Through it all, Little Boo’s big smile and positive spirit has prevailed.
“God gave him this testament to get through this,” said Father Randy Roux who celebrated the Mass. “His attitude is amazing.”
It’s been the Catholic faith that has sustained the entire Maddox family. They believe that faith has healed him thus far and will aid his kidneys.
“God didn’t bring him through all this to have him on dialysis all his life,” Robert Maddox IV said.
Little Boo was baptized as an infant and confirmed in the hospital by Father Martin Laird, pastoral administrator and associate director of Hispanic Ministry at Our Lady of Prompt Succor in Alexandria. But Communion eluded him due to an intermittent inability to swallow food or fluids.
Practice makes perfect
As a Catholic chaplain, Father Roux got to know the Maddox family and began working with Boo – teaching him the Mass and practicing receiving unconsecrated hosts – in preparation for holy Communion. When illness prevented Boo from receiving the sacrament a year ago in Alexandria, Father Roux suggested administering it at Our Lady of Prompt Succor in New Orleans.
“It makes this great connection that our Lady (of Prompt Succor) has brought her son to receive her son in holy Eucharist,” Father Roux said at the Aug. 6 Mass on the Feast of the Transfiguration.
“Little Boo knows that Eucharist means thanksgiving,” Father Roux said, “and we are grateful for the many ways God has blessed Little Boo and all of us. … I think Robert and Renee have crawled up to Calvary many times and asked for God’s mercy many times … and have been grateful for God’s power to renew and restore.”
Father Roux invited Little Boo – dressed in a white suit that was a gift of the local St. Jude Society – and his father to walk into the sanctuary near the tabernacle, which bears the image of a pelican. Father Roux enlightened Mass-goers how a mother pelican is the only bird that picks at her breast to provide the nourishment of her flesh and blood for her young when there is no other food.

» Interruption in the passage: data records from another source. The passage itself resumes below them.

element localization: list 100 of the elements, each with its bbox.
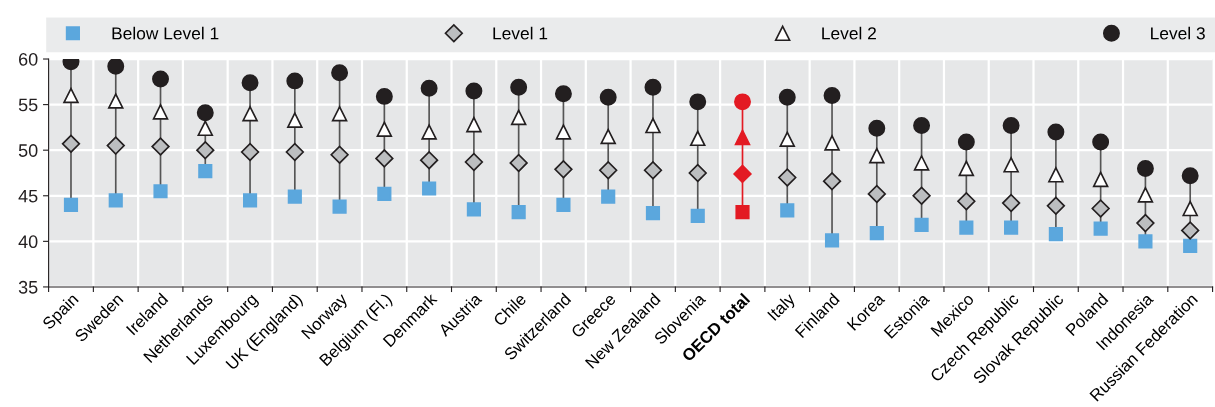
point bbox=[599, 161, 618, 180]
y-tick-label: 60 bbox=[19, 52, 38, 66]
point bbox=[1003, 156, 1019, 173]
legend-label: Level 2 bbox=[822, 26, 876, 40]
point bbox=[466, 202, 481, 217]
point bbox=[645, 117, 661, 134]
point bbox=[689, 130, 706, 147]
point bbox=[1182, 200, 1198, 217]
point bbox=[556, 197, 571, 212]
point bbox=[464, 152, 484, 172]
point bbox=[287, 189, 302, 204]
y-tick-label: 55 bbox=[18, 98, 38, 112]
point bbox=[420, 79, 438, 97]
point bbox=[242, 105, 258, 122]
legend-label: Level 3 bbox=[1151, 26, 1205, 40]
point bbox=[375, 87, 393, 105]
point bbox=[1092, 133, 1110, 151]
point bbox=[735, 205, 750, 220]
point bbox=[197, 120, 214, 137]
point bbox=[957, 133, 975, 151]
point bbox=[554, 160, 573, 179]
point bbox=[778, 88, 796, 106]
point bbox=[734, 129, 751, 146]
point bbox=[1181, 167, 1199, 185]
point bbox=[688, 163, 707, 183]
point bbox=[377, 186, 392, 202]
point bbox=[601, 189, 616, 204]
point bbox=[421, 124, 437, 140]
point bbox=[1046, 196, 1066, 215]
point bbox=[823, 87, 841, 104]
point bbox=[63, 197, 79, 212]
y-tick-label: 45 bbox=[18, 189, 38, 203]
point bbox=[690, 208, 705, 223]
point bbox=[107, 59, 125, 75]
point bbox=[824, 233, 840, 248]
point bbox=[108, 193, 123, 208]
point bbox=[1048, 226, 1063, 242]
point bbox=[1138, 234, 1153, 249]
point bbox=[1048, 167, 1064, 183]
y-tick-label: 35 bbox=[18, 280, 38, 294]
point bbox=[733, 164, 752, 184]
point bbox=[600, 128, 616, 145]
point bbox=[196, 141, 215, 160]
legend-label: Level 1 bbox=[493, 26, 548, 40]
point bbox=[152, 104, 169, 120]
point bbox=[106, 136, 125, 155]
point bbox=[1181, 221, 1200, 240]
point bbox=[331, 64, 349, 82]
point bbox=[332, 199, 347, 214]
point bbox=[644, 78, 662, 96]
point bbox=[330, 145, 349, 164]
point bbox=[286, 72, 304, 90]
point bbox=[959, 220, 974, 235]
point bbox=[914, 217, 929, 233]
point bbox=[1093, 221, 1108, 236]
point bbox=[824, 135, 840, 151]
y-tick-label: 40 bbox=[18, 235, 38, 249]
point bbox=[1136, 159, 1154, 177]
point bbox=[511, 205, 526, 220]
x-tick-label: Italy bbox=[766, 291, 799, 324]
point bbox=[242, 193, 258, 208]
point bbox=[509, 153, 528, 173]
point bbox=[957, 192, 976, 211]
point bbox=[912, 186, 931, 205]
point bbox=[958, 160, 975, 177]
point bbox=[285, 142, 305, 162]
point bbox=[196, 104, 214, 122]
point bbox=[151, 137, 170, 156]
point bbox=[645, 206, 661, 221]
point bbox=[868, 119, 886, 137]
point bbox=[1004, 220, 1019, 235]
point bbox=[1183, 238, 1198, 253]
point bbox=[198, 164, 213, 179]
point bbox=[1091, 199, 1110, 218]
point bbox=[913, 155, 930, 171]
y-tick-label: 50 bbox=[18, 144, 38, 157]
point bbox=[466, 116, 482, 133]
point bbox=[63, 87, 79, 104]
point bbox=[152, 70, 169, 88]
point bbox=[1136, 213, 1155, 233]
point bbox=[778, 168, 797, 187]
point bbox=[869, 147, 885, 164]
point bbox=[913, 117, 931, 135]
point bbox=[869, 226, 884, 241]
point bbox=[734, 93, 751, 111]
point bbox=[331, 105, 348, 122]
point bbox=[780, 203, 795, 218]
point bbox=[1002, 117, 1020, 135]
point bbox=[241, 74, 259, 92]
legend-label: Below Level 1 bbox=[112, 26, 219, 40]
point bbox=[867, 184, 886, 204]
point bbox=[510, 78, 528, 96]
point bbox=[510, 109, 527, 126]
point bbox=[422, 181, 437, 196]
point bbox=[689, 93, 707, 111]
point bbox=[822, 171, 842, 191]
point bbox=[240, 142, 260, 162]
point bbox=[554, 85, 572, 103]
point bbox=[419, 151, 439, 170]
point bbox=[375, 149, 394, 168]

Father Roux wanted Boo to remember the pelican as a metaphor for Jesus giving Catholics his flesh and blood. He asked how willing those at the Mass were to give themselves for others and then lauded doctors, nurses and other Children’s Hospital employees for their efforts to help children.
Father Roux likened a handmade paper heart that Boo presented his pediatric cardio-thoracic surgeon at Children’s Hospital – Dr. Timothy Pettitt – to the way in which Jesus Christ invites little Boo into the chambers of his heart. Pettitt was present at the Mass.
“In those chambers, Christ will nourish his son with his flesh and blood,” Father Roux said.
Father Laird then fastened a Confirmation pin on Boo, and Little Boo received his first Communion followed by his family and others.
The Maddox family was then presented scapulars to Our Lady of Mount Carmel, and Father Laird and Father Jeffrey Montz, parochial vicar at Divine Mercy Parish, who had befriended the Maddox family in the hospital, prayed blessings over them.
Robert Maddox expressed his gratitude to those who have kept Boo alive.
“I thank God for bringing each and every one of you into my family’s life, and I thank God for giving you the talents, wisdom and love in your hearts,” he said. “I ask him to bless you and to continue to use you and shape and mold me into the man he wants me to be.”